I am proud and selective woman.  I am not a kinky rollercoaster whose purpose is to entertain the most riders.  My submission is not candy tossed out at a parade.  When I bow, when I kneel, when I lay at His feet, my Man knows without a doubt just how meaningful and precious that act of submission is.  When I submit it is not an act of desperation but a demonstration of honor and respect.

I am an active participant of life.  In all facets of myself I seek to learn, experience, grow, and evolve.  That includes within my chosen dynamic.  I will not be exactly who I was last year or even last week.  I eagerly take direction and welcome the opportunity to grow with my Owner.

Layer upon layer upon layer...my submission can take many forms.  Different pieces of me have taken on bigger roles as required, and honestly, my value can wane or multiply depending on circumstances.  Naturally, my Owner’s needs and wants determine how my submission manifests, and in the end He defines which of my talents and skills He wants, expects or demands.

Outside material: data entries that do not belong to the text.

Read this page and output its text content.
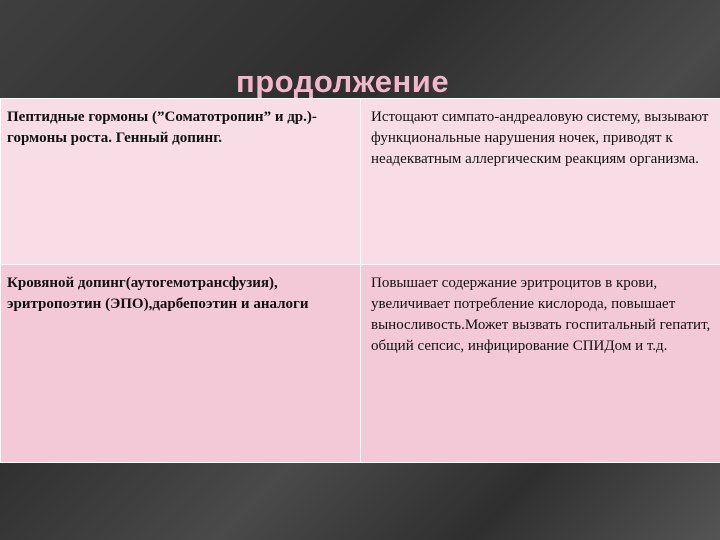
продолжение
Пептидные гормоны (”Соматотропин” и др.)- гормоны роста. Генный допинг.	Истощают симпато-андреаловую систему, вызывают функциональные нарушения ночек, приводят к неадекватным аллергическим реакциям организма.
Кровяной допинг(аутогемотрансфузия), эритропоэтин (ЭПО),дарбепоэтин и аналоги	Повышает содержание эритроцитов в крови, увеличивает потребление кислорода, повышает выносливость.Может вызвать госпитальный гепатит, общий сепсис, инфицирование СПИДом и т.д.
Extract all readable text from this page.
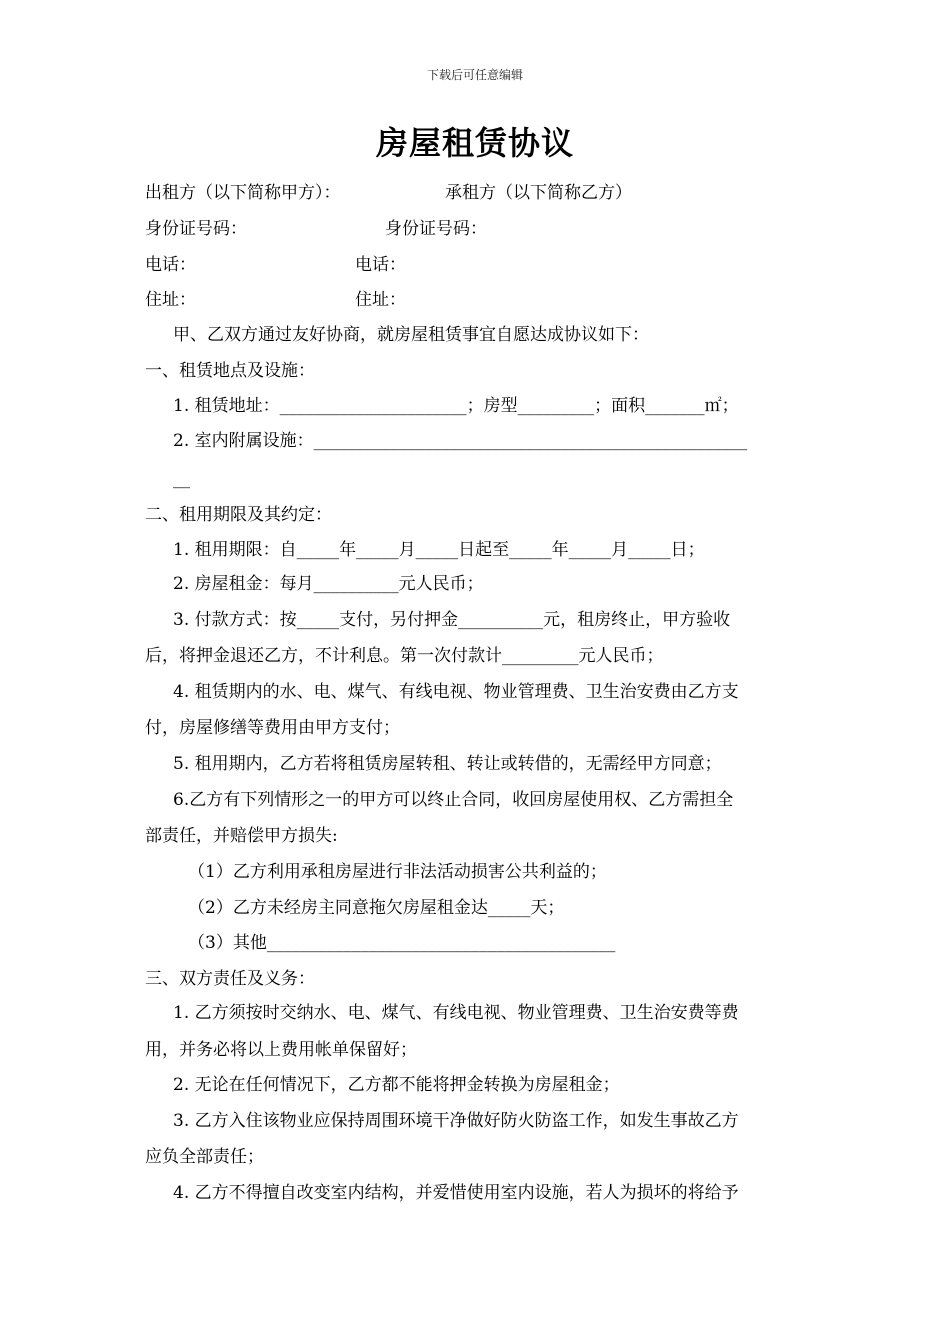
下载后可任意编辑
房屋租赁协议
出租方（以下简称甲方）：	承租方（以下简称乙方）
身份证号码：	身份证号码：
电话：	电话：
住址：	住址：
甲、乙双方通过友好协商，就房屋租赁事宜自愿达成协议如下：
一、租赁地点及设施：
1. 租赁地址：______________________；房型_________；面积_______㎡；
2. 室内附属设施：___________________________________________________
__
二、租用期限及其约定：
1. 租用期限：自_____年_____月_____日起至_____年_____月_____日；
2. 房屋租金：每月__________元人民币；
3. 付款方式：按_____支付，另付押金__________元，租房终止，甲方验收
后，将押金退还乙方，不计利息。第一次付款计_________元人民币；
4. 租赁期内的水、电、煤气、有线电视、物业管理费、卫生治安费由乙方支
付，房屋修缮等费用由甲方支付；
5. 租用期内，乙方若将租赁房屋转租、转让或转借的，无需经甲方同意；
6.乙方有下列情形之一的甲方可以终止合同，收回房屋使用权、乙方需担全
部责任，并赔偿甲方损失:
（1）乙方利用承租房屋进行非法活动损害公共利益的；
（2）乙方未经房主同意拖欠房屋租金达_____天；
（3）其他_________________________________________
三、双方责任及义务：
1. 乙方须按时交纳水、电、煤气、有线电视、物业管理费、卫生治安费等费
用，并务必将以上费用帐单保留好；
2. 无论在任何情况下，乙方都不能将押金转换为房屋租金；
3. 乙方入住该物业应保持周围环境干净做好防火防盗工作，如发生事故乙方
应负全部责任；
4. 乙方不得擅自改变室内结构，并爱惜使用室内设施，若人为损坏的将给予
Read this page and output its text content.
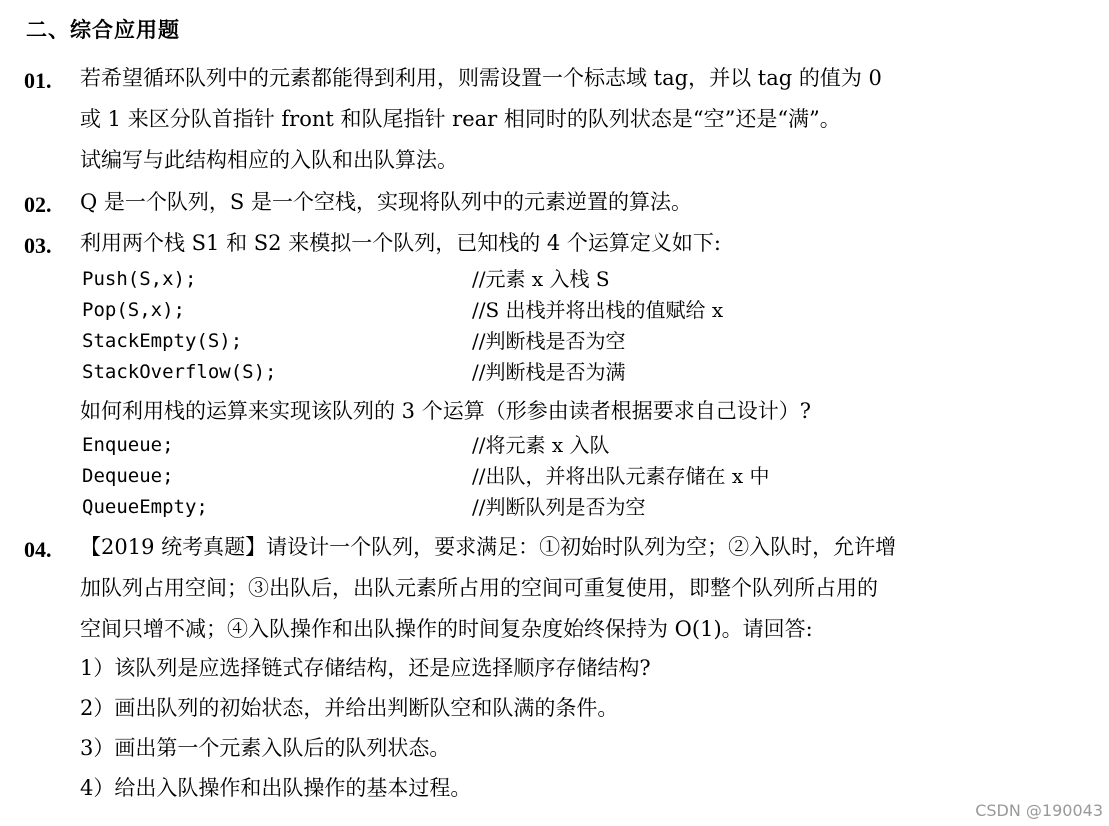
二、综合应用题
01. 若希望循环队列中的元素都能得到利用，则需设置一个标志域 tag，并以 tag 的值为 0
或 1 来区分队首指针 front 和队尾指针 rear 相同时的队列状态是“空”还是“满”。
试编写与此结构相应的入队和出队算法。
02. Q 是一个队列，S 是一个空栈，实现将队列中的元素逆置的算法。
03. 利用两个栈 S1 和 S2 来模拟一个队列，已知栈的 4 个运算定义如下:
Push(S,x);	//元素 x 入栈 S
Pop(S,x);	//S 出栈并将出栈的值赋给 x
StackEmpty(S);	//判断栈是否为空
StackOverflow(S);	//判断栈是否为满
如何利用栈的运算来实现该队列的 3 个运算（形参由读者根据要求自己设计）?
Enqueue;	//将元素 x 入队
Dequeue;	//出队，并将出队元素存储在 x 中
QueueEmpty;	//判断队列是否为空
04. 【2019 统考真题】请设计一个队列，要求满足：①初始时队列为空；②入队时，允许增
加队列占用空间；③出队后，出队元素所占用的空间可重复使用，即整个队列所占用的
空间只增不减；④入队操作和出队操作的时间复杂度始终保持为 O(1)。请回答:
1）该队列是应选择链式存储结构，还是应选择顺序存储结构?
2）画出队列的初始状态，并给出判断队空和队满的条件。
3）画出第一个元素入队后的队列状态。
4）给出入队操作和出队操作的基本过程。
CSDN @190043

None have ever wanted all of me, and that's okay.  I fully acknowledge I am a complicated prism.  All that is needed is for Him to shine His light in the direction He desires, and together we find the magic that is right for us.

We all must embrace and bring our authentic selves to any dynamic and own the purpose we were meant to serve.  That is the first work that must be done before any of us can begin.  To do otherwise will only end in frustration, disappointment, and even heartbreak.  However, if we allow our authentic selves to shine bright, the One for us will see the beauty and potential of your prism waiting for their Dominant light.